Desde su entrada, su manera de dirigirse a su grey fue con suma frialdad; no se le vio cercano, desde su arribo, a los indígenas, a los que sólo consideraba idólatras, ignorantes y desobedientes. Su paso por las pocas parroquias que visitó sólo fue el derrotero por el que entró y por el que se retiró para no regresar. Ante la partida de los mercedarios que tenían a su cuidado su convento e iglesia, de los más añejos de la ciudad, donde se venera la imagen de la Virgen de la Merced, dejaron los frailes bajo el resguardo de un grupo de laicos todos los valores y la “famosa plata” que los feligreses, a lo largo de tres siglos, habían ofrendado a la Virgen. El barrio de la Merced, en el siglo xix, era el más populoso de la ciudad episcopal. En las fiestas patronales en honor a la Virgen estas manifestaciones tenían el nombre de “romería de la Merced”, donde la afluencia de peregrinos se veía rodeada de jolgorios, música, comida y otras demostraciones. Al obispo no le parecieron bien esas festividades (pero el trasfondo era que no lo obedecieron cuando pidió que se entregara la plata de la iglesia):

 

que últimamente por falta de obediencia a la autoridad eclesiástica, sea también por los muchos pecados y ofensas que se cometen contra Dios nuestro Señor en las llamadas romerías a la finca Trapiche de la Merced, he declarado no ser lícito a los fieles de cualquier condición que sean el practicar dichas romerías; ni menos ofrecer en el interior de la capilla de la finca ningún acto religioso, aun cuando sea de simple rezo, ni hacer oblaciones de velas o limosnas, sino hasta que previo maduro examen la misma autoridad eclesiástica declare lo contrario.[23]

 

La amenaza de excomunión y su cumplimiento no se hicieron esperar. La gente, ante el entredicho, sufrió grandes remordimientos de conciencia, en especial los integrantes de la junta que custodiaban la plata: “José Hilario Gómez, mayor de edad de este vecindario, ante usted respetuosamente expongo: que en la última junta celebrada por los vecinos de la sección de la Merced fui yo invitado y concurrí a ella, en la cual se trató de un asunto de plata que reclamaba el Sr. Obispo”.[24] El miedo a la condena eterna hizo que algunos se retractaran, pero la gran mayoría nunca aceptó la excomunión por razón de la plata que el prelado impuso. Por un lad, el pueblo, y por otro lado el prelado: una relación tirante y de consecuencias funestas para la Iglesia. Por eso su renuncia fue festejada con aplausos y vivas.

 

5.    El clero

 

El obispo carmelita fue recibido fríamente en el gobierno de su diócesis. Su llegada a San Cristóbal no tuvo la resonancia de las de anteriores prelados. Por un lado, era entendible: al tratarse de un fraile, inevitablemente despertaba animadversión entre el clero diocesano. Parca y formal resultó su entrada a San Cristóbal de las Casas, más como un acto de jurisdicción que una celebración de expresiones religiosas. Lo que sí fue cierto es que su presencia generó muchas expectativas sobre la manera como podría gobernar. Algunos  creían que vendría con sandalias y hábito carmelita. “Llegó a México [después de su paseo por Europa] el día diez y seis del próximo pasado, el primero del actual salió para Tabasco, para entrar en esta capital para el día del Señor San José, dígolo a ustedes con el objetivo de cerciorarse acerca del día en que haya de arribar a cada una de esas parroquias, y le salgan a encontrar y reciban en la iglesia según el ritual”.[25]

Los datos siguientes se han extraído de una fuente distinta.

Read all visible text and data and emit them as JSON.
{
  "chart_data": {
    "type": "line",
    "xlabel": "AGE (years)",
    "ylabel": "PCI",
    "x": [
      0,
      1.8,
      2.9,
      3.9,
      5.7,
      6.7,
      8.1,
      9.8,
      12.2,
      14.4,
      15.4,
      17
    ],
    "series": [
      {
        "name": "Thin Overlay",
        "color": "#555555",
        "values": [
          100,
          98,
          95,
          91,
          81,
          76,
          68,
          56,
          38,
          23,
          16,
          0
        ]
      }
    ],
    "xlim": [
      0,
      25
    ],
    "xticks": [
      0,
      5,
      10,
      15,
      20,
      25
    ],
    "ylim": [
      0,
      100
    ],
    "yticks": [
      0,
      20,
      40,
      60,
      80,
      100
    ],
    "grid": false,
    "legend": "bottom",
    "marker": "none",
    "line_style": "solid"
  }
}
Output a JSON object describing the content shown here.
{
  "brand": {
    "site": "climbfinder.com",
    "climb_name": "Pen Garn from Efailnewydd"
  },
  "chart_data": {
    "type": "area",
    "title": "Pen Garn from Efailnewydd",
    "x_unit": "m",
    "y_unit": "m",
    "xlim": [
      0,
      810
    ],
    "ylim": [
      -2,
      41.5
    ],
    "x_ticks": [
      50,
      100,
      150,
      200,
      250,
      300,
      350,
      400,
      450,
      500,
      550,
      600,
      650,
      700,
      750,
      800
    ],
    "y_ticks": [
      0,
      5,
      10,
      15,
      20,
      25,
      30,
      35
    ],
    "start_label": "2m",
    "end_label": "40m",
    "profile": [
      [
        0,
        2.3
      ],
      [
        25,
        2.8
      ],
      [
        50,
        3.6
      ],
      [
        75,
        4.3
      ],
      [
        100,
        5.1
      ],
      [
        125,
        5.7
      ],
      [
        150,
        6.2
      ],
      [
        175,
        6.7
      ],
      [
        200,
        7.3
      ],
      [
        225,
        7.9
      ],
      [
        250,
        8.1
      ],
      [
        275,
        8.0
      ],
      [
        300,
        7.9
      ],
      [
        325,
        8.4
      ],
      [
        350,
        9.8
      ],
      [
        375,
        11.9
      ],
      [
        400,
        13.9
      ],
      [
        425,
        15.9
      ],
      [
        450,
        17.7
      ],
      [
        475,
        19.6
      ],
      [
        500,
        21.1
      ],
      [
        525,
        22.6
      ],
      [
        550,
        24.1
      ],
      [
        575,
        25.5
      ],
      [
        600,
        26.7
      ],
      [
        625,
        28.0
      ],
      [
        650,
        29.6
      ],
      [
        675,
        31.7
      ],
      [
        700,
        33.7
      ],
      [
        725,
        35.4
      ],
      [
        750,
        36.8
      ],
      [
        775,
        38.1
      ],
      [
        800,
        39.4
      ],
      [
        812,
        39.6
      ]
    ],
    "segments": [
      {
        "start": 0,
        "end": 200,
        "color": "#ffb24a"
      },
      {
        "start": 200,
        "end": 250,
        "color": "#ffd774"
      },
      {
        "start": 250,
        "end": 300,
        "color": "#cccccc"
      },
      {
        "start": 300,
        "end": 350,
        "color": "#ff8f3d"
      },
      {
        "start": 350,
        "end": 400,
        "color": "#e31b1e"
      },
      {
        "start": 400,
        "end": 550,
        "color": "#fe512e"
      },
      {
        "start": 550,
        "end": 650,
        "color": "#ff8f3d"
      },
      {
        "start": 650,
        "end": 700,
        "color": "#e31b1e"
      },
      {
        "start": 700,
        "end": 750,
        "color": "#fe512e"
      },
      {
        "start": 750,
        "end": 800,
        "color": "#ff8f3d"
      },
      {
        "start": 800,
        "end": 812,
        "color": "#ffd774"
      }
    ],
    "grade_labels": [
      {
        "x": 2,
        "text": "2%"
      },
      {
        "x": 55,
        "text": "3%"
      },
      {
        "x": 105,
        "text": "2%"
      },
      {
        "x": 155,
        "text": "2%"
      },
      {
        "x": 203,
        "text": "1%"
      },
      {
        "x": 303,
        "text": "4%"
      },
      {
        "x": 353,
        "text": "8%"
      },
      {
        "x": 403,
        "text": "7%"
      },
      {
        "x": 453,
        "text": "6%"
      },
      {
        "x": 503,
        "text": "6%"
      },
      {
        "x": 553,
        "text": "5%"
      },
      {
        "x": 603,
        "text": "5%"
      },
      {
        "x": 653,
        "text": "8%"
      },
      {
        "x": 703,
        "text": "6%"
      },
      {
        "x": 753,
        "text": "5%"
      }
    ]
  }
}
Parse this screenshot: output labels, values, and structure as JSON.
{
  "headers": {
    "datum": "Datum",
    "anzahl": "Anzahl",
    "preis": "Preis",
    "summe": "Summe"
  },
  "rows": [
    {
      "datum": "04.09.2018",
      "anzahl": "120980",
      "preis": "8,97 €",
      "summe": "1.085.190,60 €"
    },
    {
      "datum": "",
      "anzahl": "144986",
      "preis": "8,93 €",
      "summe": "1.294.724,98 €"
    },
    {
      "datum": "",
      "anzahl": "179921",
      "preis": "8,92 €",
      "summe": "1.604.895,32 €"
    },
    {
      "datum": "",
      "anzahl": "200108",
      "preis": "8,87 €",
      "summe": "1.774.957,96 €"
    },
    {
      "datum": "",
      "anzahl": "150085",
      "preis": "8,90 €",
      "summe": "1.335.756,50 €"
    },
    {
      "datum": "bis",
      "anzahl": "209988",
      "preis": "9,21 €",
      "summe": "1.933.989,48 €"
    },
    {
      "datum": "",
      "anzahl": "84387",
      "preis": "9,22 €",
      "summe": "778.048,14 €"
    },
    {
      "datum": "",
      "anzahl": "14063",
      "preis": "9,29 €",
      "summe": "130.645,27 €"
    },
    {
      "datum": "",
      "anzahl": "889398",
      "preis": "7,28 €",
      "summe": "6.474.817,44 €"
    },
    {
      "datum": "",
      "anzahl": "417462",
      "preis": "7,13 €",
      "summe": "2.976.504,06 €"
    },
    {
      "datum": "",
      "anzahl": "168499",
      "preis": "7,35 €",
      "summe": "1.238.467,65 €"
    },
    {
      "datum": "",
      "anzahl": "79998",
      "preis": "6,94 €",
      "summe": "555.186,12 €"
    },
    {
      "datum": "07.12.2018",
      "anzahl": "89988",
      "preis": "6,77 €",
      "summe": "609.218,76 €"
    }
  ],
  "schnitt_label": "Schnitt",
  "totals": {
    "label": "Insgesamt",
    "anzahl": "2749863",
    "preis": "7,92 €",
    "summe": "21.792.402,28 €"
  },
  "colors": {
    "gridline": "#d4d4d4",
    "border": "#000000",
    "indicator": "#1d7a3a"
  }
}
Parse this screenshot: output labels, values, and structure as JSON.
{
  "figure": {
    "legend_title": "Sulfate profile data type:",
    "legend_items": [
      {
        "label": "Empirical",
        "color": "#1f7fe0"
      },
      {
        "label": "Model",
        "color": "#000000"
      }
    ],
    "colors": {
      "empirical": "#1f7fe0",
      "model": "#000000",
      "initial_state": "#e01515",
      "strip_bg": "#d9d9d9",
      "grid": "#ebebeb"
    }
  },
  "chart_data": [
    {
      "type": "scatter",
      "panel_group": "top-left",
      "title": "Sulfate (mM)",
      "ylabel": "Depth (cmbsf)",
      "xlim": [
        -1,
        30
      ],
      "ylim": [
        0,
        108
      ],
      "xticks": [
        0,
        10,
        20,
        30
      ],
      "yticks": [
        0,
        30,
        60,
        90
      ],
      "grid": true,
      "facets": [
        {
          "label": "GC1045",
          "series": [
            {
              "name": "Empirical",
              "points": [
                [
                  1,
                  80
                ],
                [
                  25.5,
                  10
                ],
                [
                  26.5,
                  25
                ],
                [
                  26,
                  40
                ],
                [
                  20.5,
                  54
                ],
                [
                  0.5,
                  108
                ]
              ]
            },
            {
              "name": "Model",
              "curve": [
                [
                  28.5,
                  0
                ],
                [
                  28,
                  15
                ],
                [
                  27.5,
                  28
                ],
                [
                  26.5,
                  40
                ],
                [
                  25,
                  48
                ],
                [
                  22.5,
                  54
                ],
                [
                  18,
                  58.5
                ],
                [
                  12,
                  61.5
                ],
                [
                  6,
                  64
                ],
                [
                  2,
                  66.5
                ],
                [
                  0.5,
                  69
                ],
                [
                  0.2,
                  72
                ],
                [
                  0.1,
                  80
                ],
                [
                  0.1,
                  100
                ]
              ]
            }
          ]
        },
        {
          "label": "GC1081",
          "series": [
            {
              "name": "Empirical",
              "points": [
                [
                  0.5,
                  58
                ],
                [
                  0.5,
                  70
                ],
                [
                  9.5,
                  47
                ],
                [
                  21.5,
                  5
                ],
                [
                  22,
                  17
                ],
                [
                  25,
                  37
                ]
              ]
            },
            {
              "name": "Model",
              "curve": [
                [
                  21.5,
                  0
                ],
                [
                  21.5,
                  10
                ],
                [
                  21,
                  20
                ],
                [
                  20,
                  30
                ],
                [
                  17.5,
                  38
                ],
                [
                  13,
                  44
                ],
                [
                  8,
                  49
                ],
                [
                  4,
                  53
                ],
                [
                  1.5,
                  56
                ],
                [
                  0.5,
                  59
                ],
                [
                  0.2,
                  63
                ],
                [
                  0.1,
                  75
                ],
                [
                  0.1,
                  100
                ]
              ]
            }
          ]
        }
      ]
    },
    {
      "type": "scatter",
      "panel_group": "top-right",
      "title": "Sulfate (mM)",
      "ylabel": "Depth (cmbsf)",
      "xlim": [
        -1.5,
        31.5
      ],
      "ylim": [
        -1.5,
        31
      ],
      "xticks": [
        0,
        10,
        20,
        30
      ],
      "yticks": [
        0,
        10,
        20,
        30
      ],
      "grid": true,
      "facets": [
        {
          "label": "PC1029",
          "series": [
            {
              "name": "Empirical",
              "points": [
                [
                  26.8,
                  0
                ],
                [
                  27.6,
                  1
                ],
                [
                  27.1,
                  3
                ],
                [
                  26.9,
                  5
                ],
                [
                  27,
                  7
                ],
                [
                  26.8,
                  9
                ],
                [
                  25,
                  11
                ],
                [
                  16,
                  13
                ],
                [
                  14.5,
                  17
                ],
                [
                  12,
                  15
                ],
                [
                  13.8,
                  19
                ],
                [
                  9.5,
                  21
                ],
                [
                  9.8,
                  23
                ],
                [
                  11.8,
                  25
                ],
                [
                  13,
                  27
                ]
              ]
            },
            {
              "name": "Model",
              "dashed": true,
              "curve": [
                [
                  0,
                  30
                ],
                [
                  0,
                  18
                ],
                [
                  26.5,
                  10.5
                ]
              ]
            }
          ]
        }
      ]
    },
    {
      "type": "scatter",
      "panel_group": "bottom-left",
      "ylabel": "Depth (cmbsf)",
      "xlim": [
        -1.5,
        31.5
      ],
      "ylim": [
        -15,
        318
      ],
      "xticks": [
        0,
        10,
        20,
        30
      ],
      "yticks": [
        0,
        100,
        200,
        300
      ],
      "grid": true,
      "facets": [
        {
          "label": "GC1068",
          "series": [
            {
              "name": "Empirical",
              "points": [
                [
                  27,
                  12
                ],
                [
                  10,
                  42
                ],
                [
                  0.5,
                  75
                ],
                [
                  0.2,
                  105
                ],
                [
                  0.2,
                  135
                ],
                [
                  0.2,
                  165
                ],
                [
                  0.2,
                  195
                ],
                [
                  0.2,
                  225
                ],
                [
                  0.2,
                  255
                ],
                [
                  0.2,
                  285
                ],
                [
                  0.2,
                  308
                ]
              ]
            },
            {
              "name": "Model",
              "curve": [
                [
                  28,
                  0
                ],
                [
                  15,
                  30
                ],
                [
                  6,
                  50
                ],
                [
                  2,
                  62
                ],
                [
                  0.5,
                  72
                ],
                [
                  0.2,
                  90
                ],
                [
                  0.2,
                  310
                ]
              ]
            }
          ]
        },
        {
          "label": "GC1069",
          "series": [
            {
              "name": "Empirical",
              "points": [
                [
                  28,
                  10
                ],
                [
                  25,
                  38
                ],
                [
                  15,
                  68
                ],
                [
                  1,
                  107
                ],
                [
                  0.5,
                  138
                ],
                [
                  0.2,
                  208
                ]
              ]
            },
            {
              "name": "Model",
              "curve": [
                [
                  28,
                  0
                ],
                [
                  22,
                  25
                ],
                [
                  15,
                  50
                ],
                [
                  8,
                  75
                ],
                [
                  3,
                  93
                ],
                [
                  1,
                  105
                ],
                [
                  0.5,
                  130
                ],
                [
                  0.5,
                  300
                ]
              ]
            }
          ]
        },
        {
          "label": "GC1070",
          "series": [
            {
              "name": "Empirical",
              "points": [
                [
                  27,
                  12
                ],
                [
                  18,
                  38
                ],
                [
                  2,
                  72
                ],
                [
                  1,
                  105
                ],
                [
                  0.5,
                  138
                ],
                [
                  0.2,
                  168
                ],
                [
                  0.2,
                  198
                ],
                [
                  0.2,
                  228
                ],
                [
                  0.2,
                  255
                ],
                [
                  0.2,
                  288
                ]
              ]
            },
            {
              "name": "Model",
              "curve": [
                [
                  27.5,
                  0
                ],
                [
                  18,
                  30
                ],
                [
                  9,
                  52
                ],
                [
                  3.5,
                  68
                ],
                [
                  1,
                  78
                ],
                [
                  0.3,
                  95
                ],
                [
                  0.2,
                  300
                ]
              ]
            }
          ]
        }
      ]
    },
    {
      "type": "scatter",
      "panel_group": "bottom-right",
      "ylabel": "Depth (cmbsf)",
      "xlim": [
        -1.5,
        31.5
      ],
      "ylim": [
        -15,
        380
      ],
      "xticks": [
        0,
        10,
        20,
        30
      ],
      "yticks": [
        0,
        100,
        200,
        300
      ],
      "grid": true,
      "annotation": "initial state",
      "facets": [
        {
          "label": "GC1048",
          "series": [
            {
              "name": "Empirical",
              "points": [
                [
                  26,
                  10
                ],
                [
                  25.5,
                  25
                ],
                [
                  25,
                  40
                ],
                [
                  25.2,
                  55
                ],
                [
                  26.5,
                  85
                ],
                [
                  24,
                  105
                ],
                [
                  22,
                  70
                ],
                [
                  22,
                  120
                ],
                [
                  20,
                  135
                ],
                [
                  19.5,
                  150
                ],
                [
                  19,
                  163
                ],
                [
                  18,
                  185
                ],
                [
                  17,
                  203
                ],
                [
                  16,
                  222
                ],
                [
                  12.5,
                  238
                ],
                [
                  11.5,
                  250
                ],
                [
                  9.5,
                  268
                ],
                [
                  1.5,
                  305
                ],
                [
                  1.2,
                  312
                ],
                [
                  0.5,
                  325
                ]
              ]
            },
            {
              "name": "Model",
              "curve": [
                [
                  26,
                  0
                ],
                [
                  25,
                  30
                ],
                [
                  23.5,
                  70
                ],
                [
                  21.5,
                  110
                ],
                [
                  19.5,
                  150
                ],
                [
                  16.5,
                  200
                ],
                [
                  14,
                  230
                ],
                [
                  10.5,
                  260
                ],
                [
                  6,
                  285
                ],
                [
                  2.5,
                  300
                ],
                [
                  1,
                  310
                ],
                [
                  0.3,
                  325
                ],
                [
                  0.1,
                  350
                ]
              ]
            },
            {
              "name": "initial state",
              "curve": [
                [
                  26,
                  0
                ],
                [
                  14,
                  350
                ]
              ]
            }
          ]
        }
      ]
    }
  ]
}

Se decían muchas cosas entre los eclesiásticos, pero los curas escribían a los que estaban en la ciudad pidiendo noticias y comentarios de los miembros del cabildo a quienes tocaría lidiar con el fraile Ramón; todo esto en cartas que, abrigadas por la prudencia y el sigilo, no hacían públicas sus destinatarios. Eran latentes los rumores y los supuestos en relación con el obispo carmelita, como se percibe en una carta al canónigo Feliciano Lazos, del 31 de mayo de 1881, enviada por el padre comiteco Francisco Gordillo: “Por acá se habla mucho de enfermedades que actualmente tienen y diezman a esa ciudad y que está causando terribles males, mucha gente que se muere, pero como siempre exageran las cosas […] También se dice como cosa muy cierta, que nuestro Sor. Obispo se fue a Europa, mil cosas dicen respecto de esto, dígame Usted si es verdad que se ha ido, y bajo qué pie quedamos, pues que también aseguran que el Ilmo. ya no vuelve a Chiapas”.[26]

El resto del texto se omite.